|
|
|
|
|
by borland
485 days ago
|
|
In order to check if a file is a duplicate of another, you need to check it against _every other possible file_. You need some kind of "lookup key". If we took the first 1024 bytes of each file as the lookup key, then our key size would be 1024 bytes. If you have 1 million files on your disk, then that's 128MB of ram just to store all the keys. That's not a big deal these days, but it's also annoying if you have a bunch of files that all start with the same 1024 bytes -- e.g. perhaps all the photoshop documents start with the same header. You'd need a 2-stage comparison, where you first match the key (1024 bytes) and then do a full comparison to see if it really matches.
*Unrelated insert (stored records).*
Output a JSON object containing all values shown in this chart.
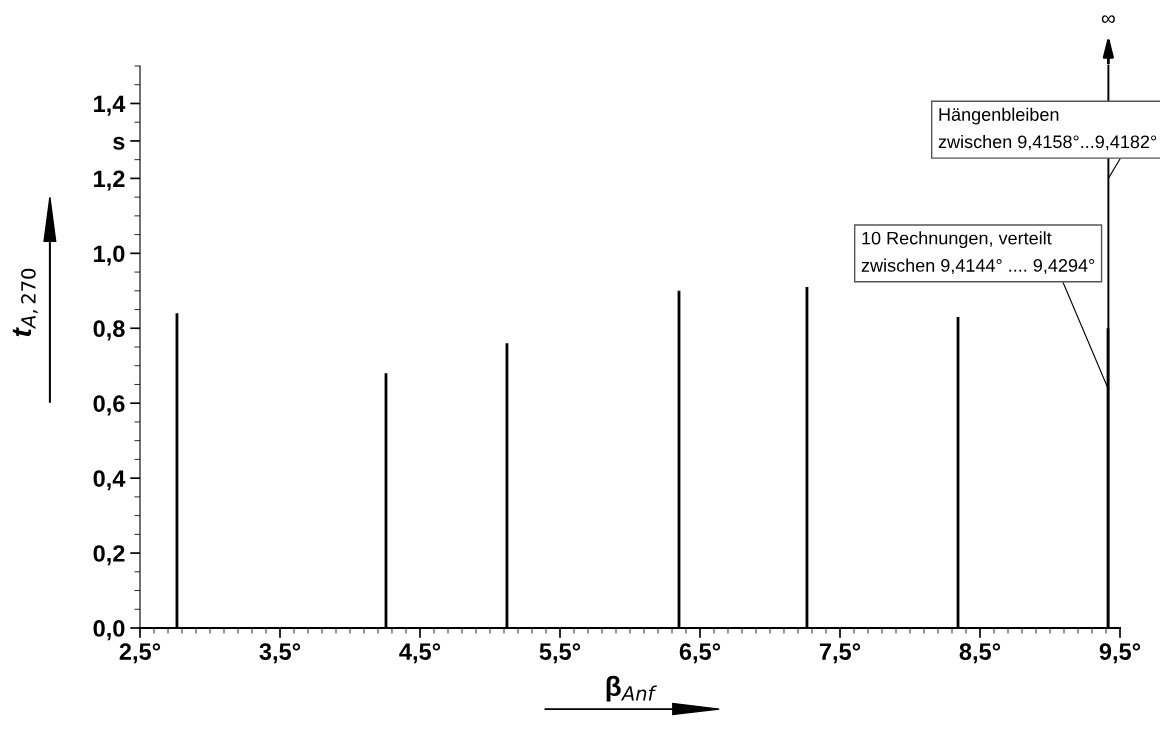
{
  "chart_data": {
    "type": "bar",
    "xlabel": "β$_{Anf}$",
    "ylabel": "t$_{A,270}$",
    "x": [
      2.764,
      4.257,
      5.121,
      6.35,
      7.264,
      8.343,
      9.4144
    ],
    "series": [
      {
        "color": "#000000",
        "values": [
          0.84,
          0.68,
          0.76,
          0.9,
          0.91,
          0.83,
          0.8
        ]
      }
    ],
    "xlim": [
      2.5,
      9.5
    ],
    "xticks": [
      {
        "value": 2.5,
        "label": "2,5°"
      },
      {
        "value": 3.5,
        "label": "3,5°"
      },
      {
        "value": 4.5,
        "label": "4,5°"
      },
      {
        "value": 5.5,
        "label": "5,5°"
      },
      {
        "value": 6.5,
        "label": "6,5°"
      },
      {
        "value": 7.5,
        "label": "7,5°"
      },
      {
        "value": 8.5,
        "label": "8,5°"
      },
      {
        "value": 9.5,
        "label": "9,5°"
      }
    ],
    "ylim": [
      0,
      1.5
    ],
    "yticks": [
      {
        "value": 0,
        "label": "0,0"
      },
      {
        "value": 0.2,
        "label": "0,2"
      },
      {
        "value": 0.4,
        "label": "0,4"
      },
      {
        "value": 0.6,
        "label": "0,6"
      },
      {
        "value": 0.8,
        "label": "0,8"
      },
      {
        "value": 1.0,
        "label": "1,0"
      },
      {
        "value": 1.2,
        "label": "1,2"
      },
      {
        "value": 1.3,
        "label": "s"
      },
      {
        "value": 1.4,
        "label": "1,4"
      }
    ],
    "grid": false,
    "ref_lines": [
      {
        "axis": "x",
        "value": 9.417,
        "label": "∞"
      }
    ],
    "annotations": [
      {
        "text": "Hängenbleiben\nzwischen 9,4158°...9,4182°",
        "x": 9.417,
        "y": 1.2
      },
      {
        "text": "10 Rechnungen, verteilt\nzwischen 9,4144° .... 9,4294°",
        "x": 9.414,
        "y": 0.64
      }
    ]
  }
}
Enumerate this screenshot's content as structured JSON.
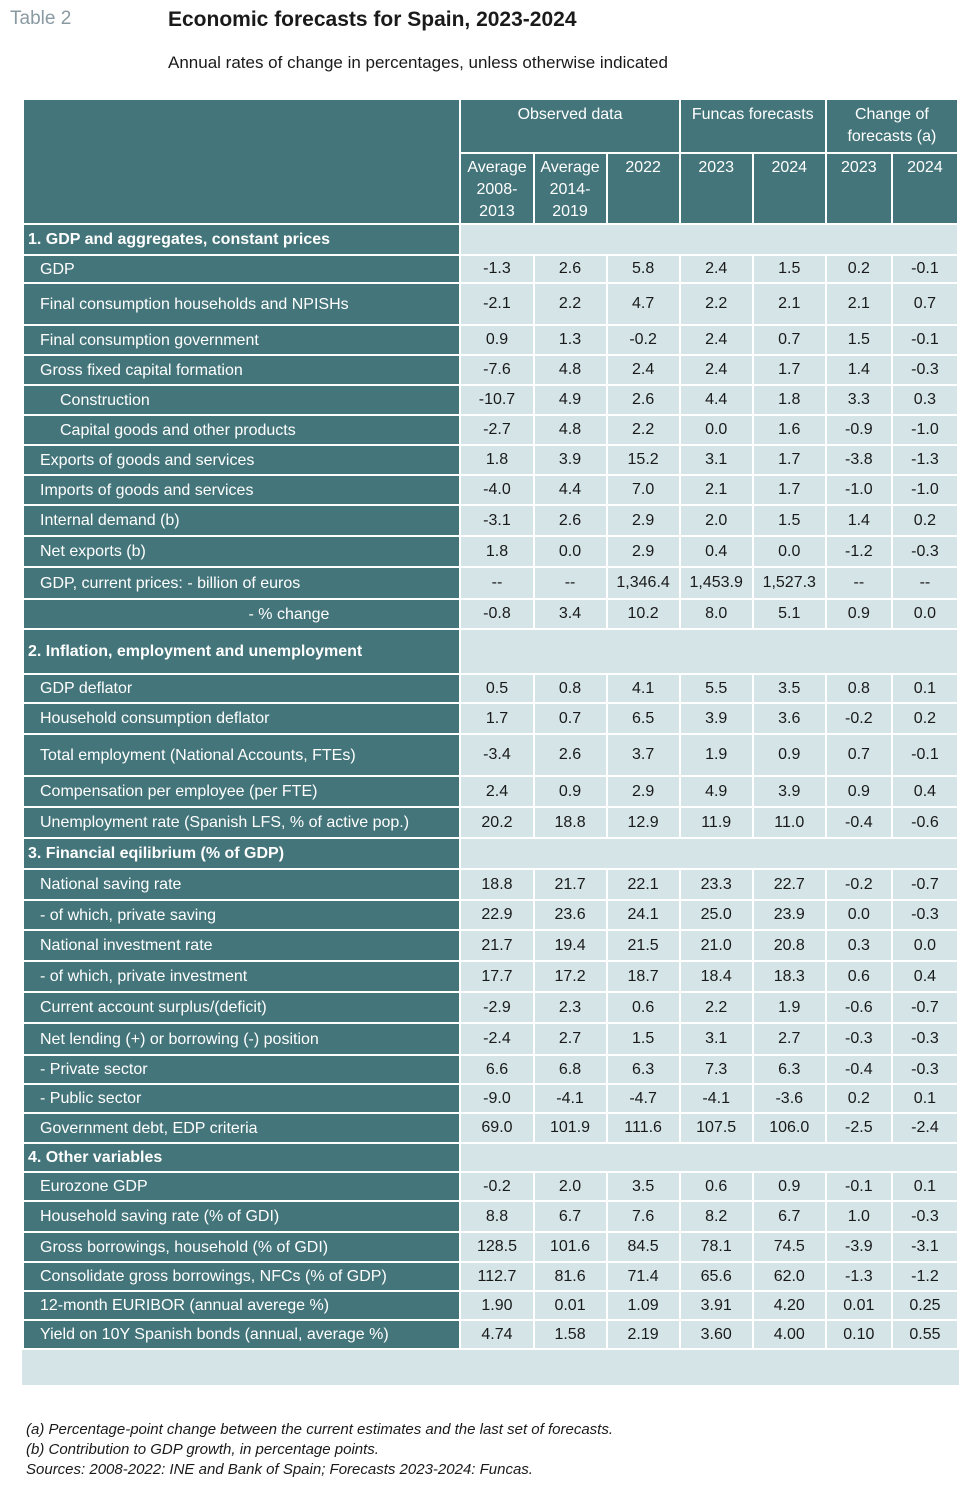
{
  "table_label": "Table 2",
  "title": "Economic forecasts for Spain, 2023-2024",
  "subtitle": "Annual rates of change in percentages, unless otherwise indicated",
  "groups": {
    "observed": "Observed data",
    "funcas": "Funcas forecasts",
    "change": "Change of forecasts (a)"
  },
  "columns": [
    "Average 2008-2013",
    "Average 2014-2019",
    "2022",
    "2023",
    "2024",
    "2023",
    "2024"
  ],
  "sections": [
    {
      "title": "1. GDP and aggregates, constant prices",
      "rows": [
        {
          "label": "GDP",
          "values": [
            "-1.3",
            "2.6",
            "5.8",
            "2.4",
            "1.5",
            "0.2",
            "-0.1"
          ]
        },
        {
          "label": "Final consumption households and NPISHs",
          "values": [
            "-2.1",
            "2.2",
            "4.7",
            "2.2",
            "2.1",
            "2.1",
            "0.7"
          ]
        },
        {
          "label": "Final consumption government",
          "values": [
            "0.9",
            "1.3",
            "-0.2",
            "2.4",
            "0.7",
            "1.5",
            "-0.1"
          ]
        },
        {
          "label": "Gross fixed capital formation",
          "values": [
            "-7.6",
            "4.8",
            "2.4",
            "2.4",
            "1.7",
            "1.4",
            "-0.3"
          ]
        },
        {
          "label": "Construction",
          "values": [
            "-10.7",
            "4.9",
            "2.6",
            "4.4",
            "1.8",
            "3.3",
            "0.3"
          ]
        },
        {
          "label": "Capital goods and other products",
          "values": [
            "-2.7",
            "4.8",
            "2.2",
            "0.0",
            "1.6",
            "-0.9",
            "-1.0"
          ]
        },
        {
          "label": "Exports of goods and services",
          "values": [
            "1.8",
            "3.9",
            "15.2",
            "3.1",
            "1.7",
            "-3.8",
            "-1.3"
          ]
        },
        {
          "label": "Imports of goods and services",
          "values": [
            "-4.0",
            "4.4",
            "7.0",
            "2.1",
            "1.7",
            "-1.0",
            "-1.0"
          ]
        },
        {
          "label": "Internal demand (b)",
          "values": [
            "-3.1",
            "2.6",
            "2.9",
            "2.0",
            "1.5",
            "1.4",
            "0.2"
          ]
        },
        {
          "label": "Net exports (b)",
          "values": [
            "1.8",
            "0.0",
            "2.9",
            "0.4",
            "0.0",
            "-1.2",
            "-0.3"
          ]
        },
        {
          "label": "GDP, current prices: - billion of euros",
          "values": [
            "--",
            "--",
            "1,346.4",
            "1,453.9",
            "1,527.3",
            "--",
            "--"
          ]
        },
        {
          "label": "- % change",
          "values": [
            "-0.8",
            "3.4",
            "10.2",
            "8.0",
            "5.1",
            "0.9",
            "0.0"
          ]
        }
      ]
    },
    {
      "title": "2. Inflation, employment and unemployment",
      "rows": [
        {
          "label": "GDP deflator",
          "values": [
            "0.5",
            "0.8",
            "4.1",
            "5.5",
            "3.5",
            "0.8",
            "0.1"
          ]
        },
        {
          "label": "Household consumption deflator",
          "values": [
            "1.7",
            "0.7",
            "6.5",
            "3.9",
            "3.6",
            "-0.2",
            "0.2"
          ]
        },
        {
          "label": "Total employment (National Accounts, FTEs)",
          "values": [
            "-3.4",
            "2.6",
            "3.7",
            "1.9",
            "0.9",
            "0.7",
            "-0.1"
          ]
        },
        {
          "label": "Compensation per employee (per FTE)",
          "values": [
            "2.4",
            "0.9",
            "2.9",
            "4.9",
            "3.9",
            "0.9",
            "0.4"
          ]
        },
        {
          "label": "Unemployment rate (Spanish LFS, % of active pop.)",
          "values": [
            "20.2",
            "18.8",
            "12.9",
            "11.9",
            "11.0",
            "-0.4",
            "-0.6"
          ]
        }
      ]
    },
    {
      "title": "3. Financial eqilibrium (% of GDP)",
      "rows": [
        {
          "label": "National saving rate",
          "values": [
            "18.8",
            "21.7",
            "22.1",
            "23.3",
            "22.7",
            "-0.2",
            "-0.7"
          ]
        },
        {
          "label": "- of which, private saving",
          "values": [
            "22.9",
            "23.6",
            "24.1",
            "25.0",
            "23.9",
            "0.0",
            "-0.3"
          ]
        },
        {
          "label": "National investment rate",
          "values": [
            "21.7",
            "19.4",
            "21.5",
            "21.0",
            "20.8",
            "0.3",
            "0.0"
          ]
        },
        {
          "label": "- of which, private investment",
          "values": [
            "17.7",
            "17.2",
            "18.7",
            "18.4",
            "18.3",
            "0.6",
            "0.4"
          ]
        },
        {
          "label": "Current account surplus/(deficit)",
          "values": [
            "-2.9",
            "2.3",
            "0.6",
            "2.2",
            "1.9",
            "-0.6",
            "-0.7"
          ]
        },
        {
          "label": "Net lending (+) or borrowing (-) position",
          "values": [
            "-2.4",
            "2.7",
            "1.5",
            "3.1",
            "2.7",
            "-0.3",
            "-0.3"
          ]
        },
        {
          "label": "- Private sector",
          "values": [
            "6.6",
            "6.8",
            "6.3",
            "7.3",
            "6.3",
            "-0.4",
            "-0.3"
          ]
        },
        {
          "label": "- Public sector",
          "values": [
            "-9.0",
            "-4.1",
            "-4.7",
            "-4.1",
            "-3.6",
            "0.2",
            "0.1"
          ]
        },
        {
          "label": "Government debt, EDP criteria",
          "values": [
            "69.0",
            "101.9",
            "111.6",
            "107.5",
            "106.0",
            "-2.5",
            "-2.4"
          ]
        }
      ]
    },
    {
      "title": "4. Other variables",
      "rows": [
        {
          "label": "Eurozone GDP",
          "values": [
            "-0.2",
            "2.0",
            "3.5",
            "0.6",
            "0.9",
            "-0.1",
            "0.1"
          ]
        },
        {
          "label": "Household saving rate (% of GDI)",
          "values": [
            "8.8",
            "6.7",
            "7.6",
            "8.2",
            "6.7",
            "1.0",
            "-0.3"
          ]
        },
        {
          "label": "Gross borrowings, household (% of GDI)",
          "values": [
            "128.5",
            "101.6",
            "84.5",
            "78.1",
            "74.5",
            "-3.9",
            "-3.1"
          ]
        },
        {
          "label": "Consolidate gross borrowings, NFCs    (% of GDP)",
          "values": [
            "112.7",
            "81.6",
            "71.4",
            "65.6",
            "62.0",
            "-1.3",
            "-1.2"
          ]
        },
        {
          "label": "12-month EURIBOR (annual averege %)",
          "values": [
            "1.90",
            "0.01",
            "1.09",
            "3.91",
            "4.20",
            "0.01",
            "0.25"
          ]
        },
        {
          "label": "Yield on 10Y Spanish bonds (annual, average %)",
          "values": [
            "4.74",
            "1.58",
            "2.19",
            "3.60",
            "4.00",
            "0.10",
            "0.55"
          ]
        }
      ]
    }
  ],
  "footnotes": [
    "(a) Percentage-point change between the current estimates and the last set of forecasts.",
    "(b) Contribution to GDP growth, in percentage points.",
    "Sources: 2008-2022: INE and Bank of Spain; Forecasts 2023-2024: Funcas."
  ]
}
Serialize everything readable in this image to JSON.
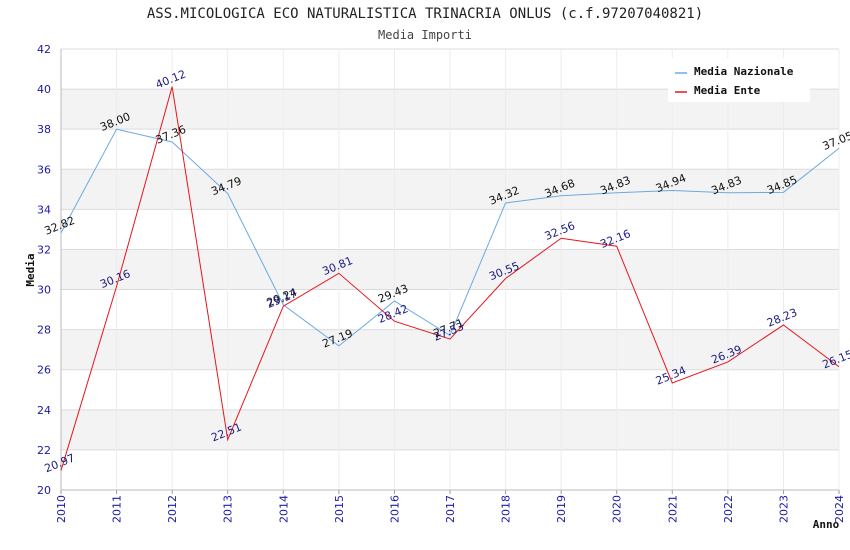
{
  "chart_data": {
    "type": "line",
    "title": "ASS.MICOLOGICA ECO NATURALISTICA TRINACRIA ONLUS (c.f.97207040821)",
    "subtitle": "Media Importi",
    "xlabel": "Anno",
    "ylabel": "Media",
    "ylim": [
      20,
      42
    ],
    "yticks": [
      20,
      22,
      24,
      26,
      28,
      30,
      32,
      34,
      36,
      38,
      40,
      42
    ],
    "x": [
      "2010",
      "2011",
      "2012",
      "2013",
      "2014",
      "2015",
      "2016",
      "2017",
      "2018",
      "2019",
      "2020",
      "2021",
      "2022",
      "2023",
      "2024"
    ],
    "legend_position": "top-right",
    "grid": true,
    "series": [
      {
        "name": "Media Nazionale",
        "color": "#6aaae4",
        "values": [
          32.82,
          38.0,
          37.36,
          34.79,
          29.24,
          27.19,
          29.43,
          27.71,
          34.32,
          34.68,
          34.83,
          34.94,
          34.83,
          34.85,
          37.05
        ],
        "labels": [
          "32.82",
          "38.00",
          "37.36",
          "34.79",
          "29.24",
          "27.19",
          "29.43",
          "27.71",
          "34.32",
          "34.68",
          "34.83",
          "34.94",
          "34.83",
          "34.85",
          "37.05"
        ]
      },
      {
        "name": "Media Ente",
        "color": "#e8141c",
        "values": [
          20.97,
          30.16,
          40.12,
          22.51,
          29.17,
          30.81,
          28.42,
          27.53,
          30.55,
          32.56,
          32.16,
          25.34,
          26.39,
          28.23,
          26.15
        ],
        "labels": [
          "20.97",
          "30.16",
          "40.12",
          "22.51",
          "29.17",
          "30.81",
          "28.42",
          "27.53",
          "30.55",
          "32.56",
          "32.16",
          "25.34",
          "26.39",
          "28.23",
          "26.15"
        ]
      }
    ]
  }
}
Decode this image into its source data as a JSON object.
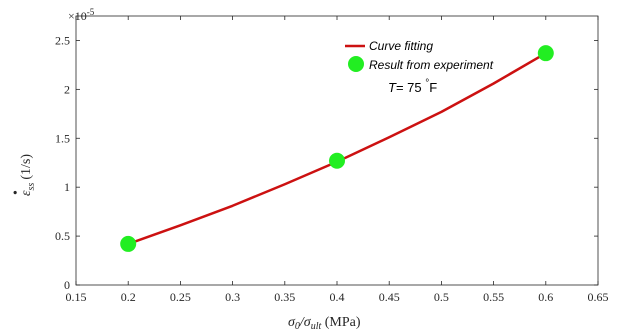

Far more efficient - and less work - If you just use a SHA256 of the file's contents. That gets you a much smaller 32 byte key, and you don't need to bother with 2-stage comparisons. |
|
I don't think it would be far more efficient to do hash the entire contents though. If you have a million files storing a terabyte of data, the 2 stage comparison would read at most 1GB (1 million * 1KB) of data, and less for smaller files. If you do a comparison of the whole hashed contents, you have to read the entire 1TB. There are a hundred confounding variables, for sure. I don't think you could confidently estimate which would be more efficient without a lot of experimenting.